Relayé par de nombreux médias pour démontrer l’existence d’une face vile et obscure du web (encore confondu avec l’internet), l’usage du mot « darknet » devrait raisonnablement se limiter à désigner des sites internet illégaux, et non les programmes d’anonymisation des communications en ligne comme TOR. Cet amalgame sémantique ne doit pas pour autant faire oublier que l’anonymat absolu est une illusion sur l’internet. Le projet TOR est aujourd’hui encore principalement financé par le ministère de la défense américain. Ayant reçu le prix du logiciel libre 2010 dans la catégorie « Projet d’intérêt social », TOR est aussi un instrument au service des forces armées et de la police pour lutter contre la vente d’armes ou la pédophilie, fléaux qui n’ont rien de virtuel. Selon Mediapart, une étude menée par des chercheurs de l’université du Luxembourg en 2013 montre que sur près de 40 000 hidden services recensés, on compte autant de services illégaux que de sites consacrés à la politique ou à l’anonymat, tandis que les plus visités servent à contrôler des réseaux de robots informatiques (botnets) pour mener des attaques informatiques.
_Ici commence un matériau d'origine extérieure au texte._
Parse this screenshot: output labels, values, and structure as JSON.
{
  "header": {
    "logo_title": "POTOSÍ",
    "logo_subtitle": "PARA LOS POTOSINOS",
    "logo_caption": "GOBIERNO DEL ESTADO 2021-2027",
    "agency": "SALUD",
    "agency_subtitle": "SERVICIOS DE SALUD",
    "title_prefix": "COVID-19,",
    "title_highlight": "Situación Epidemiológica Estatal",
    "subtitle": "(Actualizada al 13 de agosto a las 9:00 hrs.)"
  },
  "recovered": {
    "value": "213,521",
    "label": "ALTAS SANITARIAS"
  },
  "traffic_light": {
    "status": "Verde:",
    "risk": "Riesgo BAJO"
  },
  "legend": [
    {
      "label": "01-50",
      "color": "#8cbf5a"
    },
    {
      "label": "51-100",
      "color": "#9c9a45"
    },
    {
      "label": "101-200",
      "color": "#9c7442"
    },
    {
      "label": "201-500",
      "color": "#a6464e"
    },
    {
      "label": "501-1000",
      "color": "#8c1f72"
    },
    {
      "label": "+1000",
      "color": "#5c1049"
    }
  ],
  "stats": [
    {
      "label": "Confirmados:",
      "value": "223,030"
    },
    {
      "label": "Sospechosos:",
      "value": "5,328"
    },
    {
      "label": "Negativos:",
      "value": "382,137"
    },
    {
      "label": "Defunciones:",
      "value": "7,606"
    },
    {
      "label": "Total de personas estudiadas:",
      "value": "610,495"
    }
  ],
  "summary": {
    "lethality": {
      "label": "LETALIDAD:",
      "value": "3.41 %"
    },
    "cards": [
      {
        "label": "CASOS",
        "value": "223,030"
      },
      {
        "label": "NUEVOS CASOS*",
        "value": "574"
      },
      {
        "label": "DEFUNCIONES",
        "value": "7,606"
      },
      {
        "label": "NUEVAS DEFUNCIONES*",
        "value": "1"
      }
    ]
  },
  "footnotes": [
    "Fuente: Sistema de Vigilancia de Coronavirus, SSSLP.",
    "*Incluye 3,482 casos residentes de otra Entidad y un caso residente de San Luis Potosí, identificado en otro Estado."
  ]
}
Si les outils d’anonymisation sont efficaces pour lutter contre le ciblage comportemental ou pour télécharger illégalement des films, les experts sont d’accord pour souligner l’inefficacité de ces programmes à garantir un anonymat total sur l’internet face à la détermination des agences de renseignement.

Comme l’indique Le Monde (25-26 janvier 2015), la liste est longue des programmes de surveillance utilisés par la NSA et par le GCHQ, service électronique britannique de renseignements : Muscular pour espionner les grands services internet privés à leur insu (et non avec leur accord comme le programme Prism) ; Tempora du GCHQ pour intercepter le trafic internet directement sur les câbles transatlantiques; Bullrun pour affaiblir des systèmes de chiffrement utilisés dans le monde entier ; Quantumhand pour espionner grâce à un serveur clandestin les utilisateurs de Facebook ; Dishfire pour collecter et analyser les SMS ; Wellspring pour stocker des photos de visage circulant sur le réseau, etc.

Sources :

  • Darknet, http://fr.wikipedia.org
  • « Après l’affaire Snowden, l’anonymat sur internet en question », Jérôme Hourdeaux, Mediapart.fr, 9 septembre 2013.
  • « Darknet : immersion en réseaux troubles », Olivier Tesquet, Télérama, n°3322, 14 septembre 2013.
  • « Qui a peur du grand méchant « darknet«  », Amaelle Guiton, Slate.fr, 27 novembre 2013.
  • Mythologies du Darknet, émission Place de la Toile, Franceculture.fr, 30 novembre 2013.
  • « Mozilla s’associe au projet Tor et va promouvoir la navigation anonyme dans Firefox », Eric LB, 01net.com, 10 novembre 2014.
  • « Darknet : le mystère autour des méthodes de la police inquiète le projet Tor », Pierre Fontaine, 01net.com, 12 novembre 2014.
  • « Nouvelles révélations sur les pratiques de la NSA », Yves Eudes et Christian Grothoff, avec Monika Ermert, Laura Poitras, Matthias Wachs et Jacob Appelbaum, Le Monde, 25-26 janvier 2015.
Ingénieur d’études à l’Université Paris 2 - IREC (Institut de recherche et d’études sur la communication)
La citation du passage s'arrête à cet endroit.